Slow Flow of Human Immigration May Have Doomed Neanderthals
What killed off the Neanderthals? It's a big debate, and now a study says that no matter what the answer, they were doomed anyway.
Our close evolutionary cousins enjoyed a long run in Europe and Asia, but they disappeared about 40,000 years ago after modern humans showed up from Africa.
The search for an explanation has produced many theories including climate change, epidemics, or inability to compete with the modern humans, who may have had some mental or cultural edge.
The new study isn't intended to argue against those factors, but just to show that they're not needed to explain the extinction, says Oren Kolodny of Stanford University.
He and colleague Marcus Feldman present their approach in a paper released Tuesday by the journal Nature Communications.
They based their conclusion on a computer simulation that represented small bands of Neanderthals and modern humans in Europe and Asia. These local populations were randomly chosen to go extinct, and then be replaced by another randomly chosen population, with no regard for whether it represented the same species.
Neither species was assumed to have any inherent advantage, but there was one crucial difference: Unlike the Neanderthals, the modern humans were supplemented by reinforcements coming in from Africa. It wasn't a huge wave, but rather "a tiny, tiny trickle of small bands," Kolodny said.
Still, that was enough to tip the balance against the Neanderthals. They generally went extinct when the simulation was run more than a million times under a variety of assumptions.
If survival was a game of chance, "it was rigged by the fact that there's recurring migration," Kolodny said. "The game was doomed to end with the Neanderthals losing."

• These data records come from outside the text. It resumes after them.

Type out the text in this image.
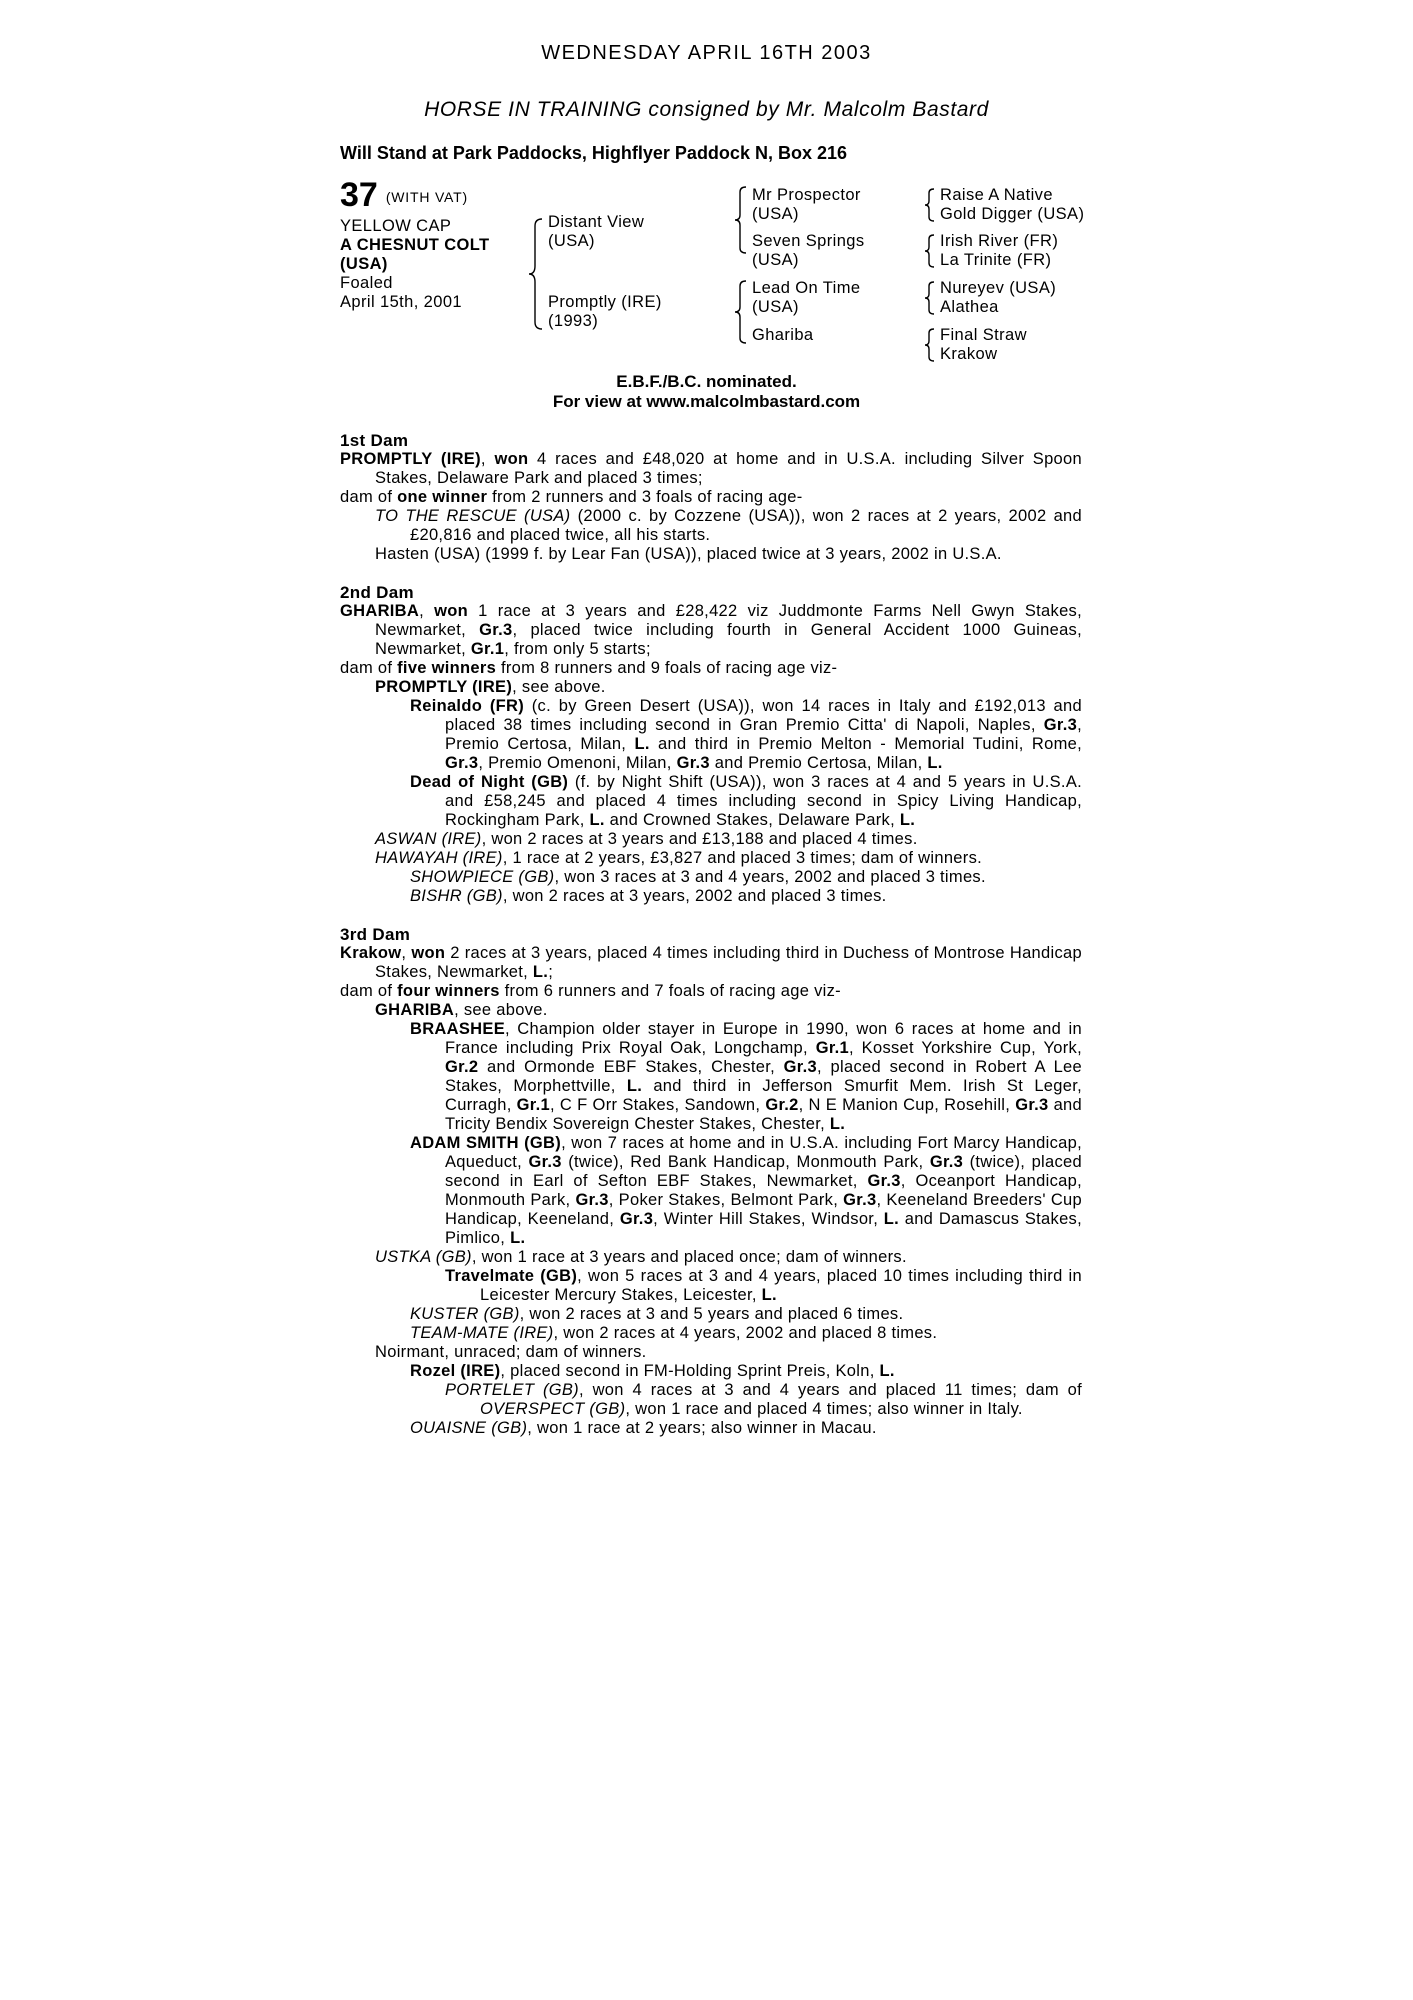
WEDNESDAY APRIL 16TH 2003
HORSE IN TRAINING consigned by Mr. Malcolm Bastard
Will Stand at Park Paddocks, Highflyer Paddock N, Box 216
37 $^{(WITH VAT)}$
YELLOW CAP
A CHESNUT COLT
(USA)
Foaled
April 15th, 2001
Distant View
(USA)
Promptly (IRE)
(1993)
Mr Prospector
(USA)
Seven Springs
(USA)
Lead On Time
(USA)
Ghariba
Raise A Native
Gold Digger (USA)
Irish River (FR)
La Trinite (FR)
Nureyev (USA)
Alathea
Final Straw
Krakow
E.B.F./B.C. nominated.
For view at www.malcolmbastard.com
1st Dam
PROMPTLY (IRE), won 4 races and £48,020 at home and in U.S.A. including Silver Spoon Stakes, Delaware Park and placed 3 times;
dam of one winner from 2 runners and 3 foals of racing age-
TO THE RESCUE (USA) (2000 c. by Cozzene (USA)), won 2 races at 2 years, 2002 and £20,816 and placed twice, all his starts.
Hasten (USA) (1999 f. by Lear Fan (USA)), placed twice at 3 years, 2002 in U.S.A.
2nd Dam
GHARIBA, won 1 race at 3 years and £28,422 viz Juddmonte Farms Nell Gwyn Stakes, Newmarket, Gr.3, placed twice including fourth in General Accident 1000 Guineas, Newmarket, Gr.1, from only 5 starts;
dam of five winners from 8 runners and 9 foals of racing age viz-
PROMPTLY (IRE), see above.
Reinaldo (FR) (c. by Green Desert (USA)), won 14 races in Italy and £192,013 and placed 38 times including second in Gran Premio Citta' di Napoli, Naples, Gr.3, Premio Certosa, Milan, L. and third in Premio Melton - Memorial Tudini, Rome, Gr.3, Premio Omenoni, Milan, Gr.3 and Premio Certosa, Milan, L.
Dead of Night (GB) (f. by Night Shift (USA)), won 3 races at 4 and 5 years in U.S.A. and £58,245 and placed 4 times including second in Spicy Living Handicap, Rockingham Park, L. and Crowned Stakes, Delaware Park, L.
ASWAN (IRE), won 2 races at 3 years and £13,188 and placed 4 times.
HAWAYAH (IRE), 1 race at 2 years, £3,827 and placed 3 times; dam of winners.
SHOWPIECE (GB), won 3 races at 3 and 4 years, 2002 and placed 3 times.
BISHR (GB), won 2 races at 3 years, 2002 and placed 3 times.
3rd Dam
Krakow, won 2 races at 3 years, placed 4 times including third in Duchess of Montrose Handicap Stakes, Newmarket, L.;
dam of four winners from 6 runners and 7 foals of racing age viz-
GHARIBA, see above.
BRAASHEE, Champion older stayer in Europe in 1990, won 6 races at home and in France including Prix Royal Oak, Longchamp, Gr.1, Kosset Yorkshire Cup, York, Gr.2 and Ormonde EBF Stakes, Chester, Gr.3, placed second in Robert A Lee Stakes, Morphettville, L. and third in Jefferson Smurfit Mem. Irish St Leger, Curragh, Gr.1, C F Orr Stakes, Sandown, Gr.2, N E Manion Cup, Rosehill, Gr.3 and Tricity Bendix Sovereign Chester Stakes, Chester, L.
ADAM SMITH (GB), won 7 races at home and in U.S.A. including Fort Marcy Handicap, Aqueduct, Gr.3 (twice), Red Bank Handicap, Monmouth Park, Gr.3 (twice), placed second in Earl of Sefton EBF Stakes, Newmarket, Gr.3, Oceanport Handicap, Monmouth Park, Gr.3, Poker Stakes, Belmont Park, Gr.3, Keeneland Breeders' Cup Handicap, Keeneland, Gr.3, Winter Hill Stakes, Windsor, L. and Damascus Stakes, Pimlico, L.
USTKA (GB), won 1 race at 3 years and placed once; dam of winners.
Travelmate (GB), won 5 races at 3 and 4 years, placed 10 times including third in Leicester Mercury Stakes, Leicester, L.
KUSTER (GB), won 2 races at 3 and 5 years and placed 6 times.
TEAM-MATE (IRE), won 2 races at 4 years, 2002 and placed 8 times.
Noirmant, unraced; dam of winners.
Rozel (IRE), placed second in FM-Holding Sprint Preis, Koln, L.
PORTELET (GB), won 4 races at 3 and 4 years and placed 11 times; dam of OVERSPECT (GB), won 1 race and placed 4 times; also winner in Italy.
OUAISNE (GB), won 1 race at 2 years; also winner in Macau.
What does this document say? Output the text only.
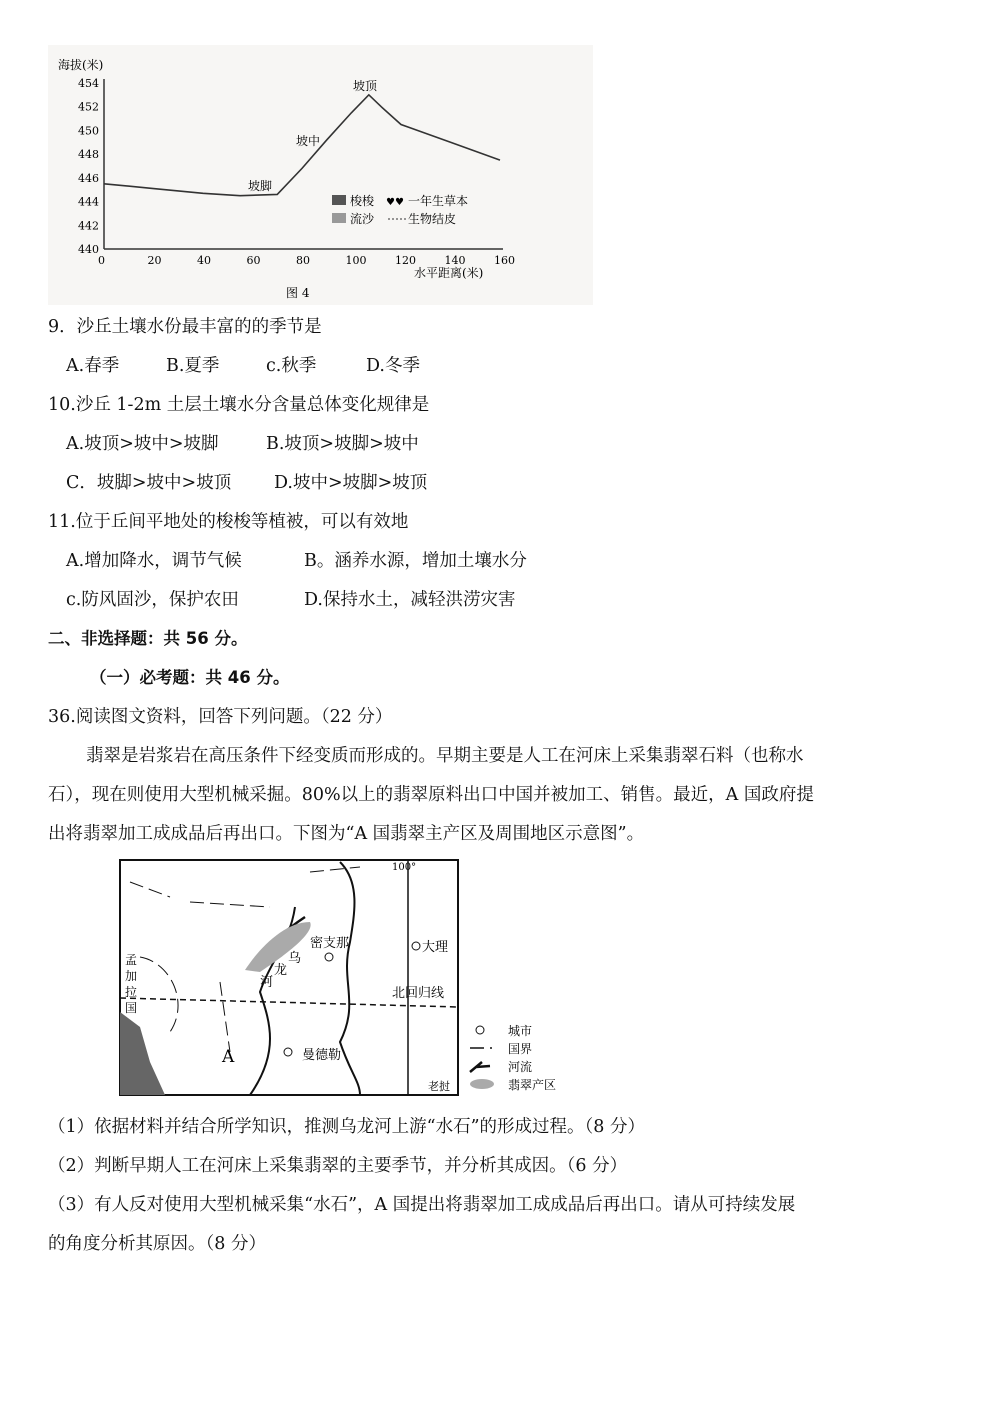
海拔(米)
454
452
450
448
446
444
442
440
0	20	40	60	80	100	120	140	160
坡顶
坡中
坡脚
梭梭 ♥♥ 一年生草本
流沙	生物结皮
水平距离(米)
图 4
9．沙丘土壤水份最丰富的的季节是
A.春季	B.夏季	c.秋季	D.冬季
10.沙丘 1-2m 土层土壤水分含量总体变化规律是
A.坡顶>坡中>坡脚	B.坡顶>坡脚>坡中
C．坡脚>坡中>坡顶 D.坡中>坡脚>坡顶
11.位于丘间平地处的梭梭等植被，可以有效地
A.增加降水，调节气候	B。涵养水源，增加土壤水分
c.防风固沙，保护农田	D.保持水土，减轻洪涝灾害
二、非选择题：共 56 分。
（一）必考题：共 46 分。
36.阅读图文资料，回答下列问题。（22 分）
翡翠是岩浆岩在高压条件下经变质而形成的。早期主要是人工在河床上采集翡翠石料（也称水
石），现在则使用大型机械采掘。80%以上的翡翠原料出口中国并被加工、销售。最近，A 国政府提
出将翡翠加工成成品后再出口。下图为“A 国翡翠主产区及周围地区示意图”。
100°
大理
密支那
乌
龙
河
孟
加
拉
国
北回归线
A	曼德勒
老挝
城市
国界
河流
翡翠产区
（1）依据材料并结合所学知识，推测乌龙河上游“水石”的形成过程。（8 分）
（2）判断早期人工在河床上采集翡翠的主要季节，并分析其成因。（6 分）
（3）有人反对使用大型机械采集“水石”，A 国提出将翡翠加工成成品后再出口。请从可持续发展
的角度分析其原因。（8 分）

Kolodny said the evidence that such migrations actually occurred is suggestive rather than conclusive. Such migrations would not be expected to leave much of an archaeological trace, he said.
Experts in human origins said the paper could help scientists pin down the various factors that led to the Neanderthals' demise. It fits in with other recent attempts to explain the extinction without assuming behavioral differences between Neanderthals and our ancestors, said Wil Roebroeks of the University of Leiden in the Netherlands. The notion of such differences is largely disproven, he said.
Katerina Harvati of the University of Tuebingen in Germany said while the new work could be useful in solving the extinction mystery, it doesn't address the question of why modern humans dispersed from Africa into Europe and Asia. It's important to figure out what was behind that, she said in an email.
© 2018 Associated Press under contract with NewsEdge/Acquire Media. All rights reserved.
Posted: 2017-11-03 @ 11:15am PT
Two interesting theories I've read of in the past few years:
1) Dogs. Modern humans and dogs created a symbiotic relationship that greatly improved hunting efficiency.
2) Gender roles. According to some researchers, female skeletons are rare in "modern human" hunting camps, but common in Neanderthal camps. Keeping females out of danger can increase a tribe's survival.
Posted: 2017-11-02 @ 7:22am PT
"...why modern humans dispersed from Africa into Europe and Asia?" Drought
Posted: 2017-11-02 @ 5:28am PT
If the Neanderthals “disappeared”, why are modern humans of European ancestry 5% or so Neanderthal? The effect of human in-migration, the small size of the Neanderthal population, and the ability of the two populations to interbreed means the Neanderthals were absorbed into the larger population. They didn’t disappear. They are in us.
Posted: 2017-11-02 @ 5:18am PT
Or, the Neanderthals never went extinct, still here, within us modern man. Essentially absorbed or bred out of existence. The evidence is in our genes, because we are wearing some of theirs. We are still doing this today, like the American Indian. Those that survived the pandemics, those that survived the genocide, those that survived systemic marginalization and the police killings will eventually be absorbed into the greater mass of humanity. But, some of their genes will survive within.